We break down the location according to regions (NUTS2). I am doing this because the ultimate goal is to weight the data (using census data, trying to make the data more representative)
ro$regiune <- 0
ro$regiune[is.na(ro$location)] <- NA # overwrite 0's with NA's if background_question_8 is NA
# Nord-Vest - RO11; Bihor, Bistrita-Nasaud, Cluj, Maramures, Satu Mare, Salaj
ro$regiune[ro$location=="Bihor"] <- "RO11"
ro$regiune[ro$location=="Cluj"] <- "RO11"
ro$regiune[ro$location=="Bistrita-Nasaud"]<-"RO11"
ro$regiune[ro$location=="Maramures"] <- "RO11"
ro$regiune[ro$location=="Satu Mare"] <- "RO11"
ro$regiune[ro$location=="Salaj"] <- "RO11"
# Centru - RO12; Alba, Brasov, Covasna, Harghita, Mures, Sibiu
ro$regiune[ro$location=="Alba"] <- "RO12"
ro$regiune[ro$location=="Brasov"] <- "RO12"
ro$regiune[ro$location=="Covasna"] <- "RO12"
ro$regiune[ro$location=="Harghita"] <- "RO12"

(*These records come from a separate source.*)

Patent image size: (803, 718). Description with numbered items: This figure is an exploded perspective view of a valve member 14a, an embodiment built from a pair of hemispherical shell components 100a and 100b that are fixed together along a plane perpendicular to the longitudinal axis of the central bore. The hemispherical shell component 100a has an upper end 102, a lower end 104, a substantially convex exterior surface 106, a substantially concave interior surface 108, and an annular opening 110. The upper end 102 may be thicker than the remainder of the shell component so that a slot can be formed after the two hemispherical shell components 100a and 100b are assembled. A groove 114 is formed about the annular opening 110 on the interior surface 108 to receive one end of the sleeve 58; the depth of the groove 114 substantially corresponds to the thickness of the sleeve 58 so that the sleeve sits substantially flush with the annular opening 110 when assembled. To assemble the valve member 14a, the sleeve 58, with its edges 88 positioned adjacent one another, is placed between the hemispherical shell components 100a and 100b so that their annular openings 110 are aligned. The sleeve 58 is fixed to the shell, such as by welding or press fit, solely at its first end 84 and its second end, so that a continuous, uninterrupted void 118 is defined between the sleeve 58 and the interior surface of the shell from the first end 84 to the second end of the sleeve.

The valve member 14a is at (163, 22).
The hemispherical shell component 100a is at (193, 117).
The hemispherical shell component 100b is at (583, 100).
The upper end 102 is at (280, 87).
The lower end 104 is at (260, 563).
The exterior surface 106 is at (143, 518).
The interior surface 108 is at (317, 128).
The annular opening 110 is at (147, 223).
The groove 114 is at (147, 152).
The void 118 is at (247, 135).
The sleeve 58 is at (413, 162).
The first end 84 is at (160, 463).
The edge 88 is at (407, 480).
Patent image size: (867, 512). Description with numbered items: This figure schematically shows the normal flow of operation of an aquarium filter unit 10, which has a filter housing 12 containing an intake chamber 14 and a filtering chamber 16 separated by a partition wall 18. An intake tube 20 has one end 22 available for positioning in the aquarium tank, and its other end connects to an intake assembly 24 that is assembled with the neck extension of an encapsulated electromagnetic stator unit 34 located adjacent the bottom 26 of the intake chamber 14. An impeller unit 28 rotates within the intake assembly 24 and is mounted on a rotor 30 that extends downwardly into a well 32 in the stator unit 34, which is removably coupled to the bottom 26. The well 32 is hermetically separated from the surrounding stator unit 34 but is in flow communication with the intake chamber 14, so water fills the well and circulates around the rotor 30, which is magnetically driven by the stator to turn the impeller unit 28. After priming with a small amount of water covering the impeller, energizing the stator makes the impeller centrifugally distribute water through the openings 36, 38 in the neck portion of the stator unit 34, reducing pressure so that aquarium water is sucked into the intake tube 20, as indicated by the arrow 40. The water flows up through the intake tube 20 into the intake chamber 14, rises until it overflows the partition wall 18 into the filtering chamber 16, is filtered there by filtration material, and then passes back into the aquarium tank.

ro$regiune[ro$location=="Mures"] <- "RO12"
ro$regiune[ro$location=="Sibiu"] <- "RO12"
# Nord-Est - RO21; Bacau, Botosani, Iasi, Neamt, Suceava, Vaslui
ro$regiune[ro$location=="Bacau"] <- "RO21"
ro$regiune[ro$location=="Botosani"] <- "RO21"
ro$regiune[ro$location=="Iasi"] <- "RO21"
ro$regiune[ro$location=="Neamt"] <- "RO21"
ro$regiune[ro$location=="Suceava"] <- "RO21"
ro$regiune[ro$location=="Vaslui"] <- "RO21"
# Sud-Est - RO22; Braila, Buzau, Constanta, Galati, Tulcea, Vrancea
ro$regiune[ro$location=="Braila"] <- "RO22"
ro$regiune[ro$location=="Buzau"] <- "RO22"
ro$regiune[ro$location=="Constanta"] <- "RO22"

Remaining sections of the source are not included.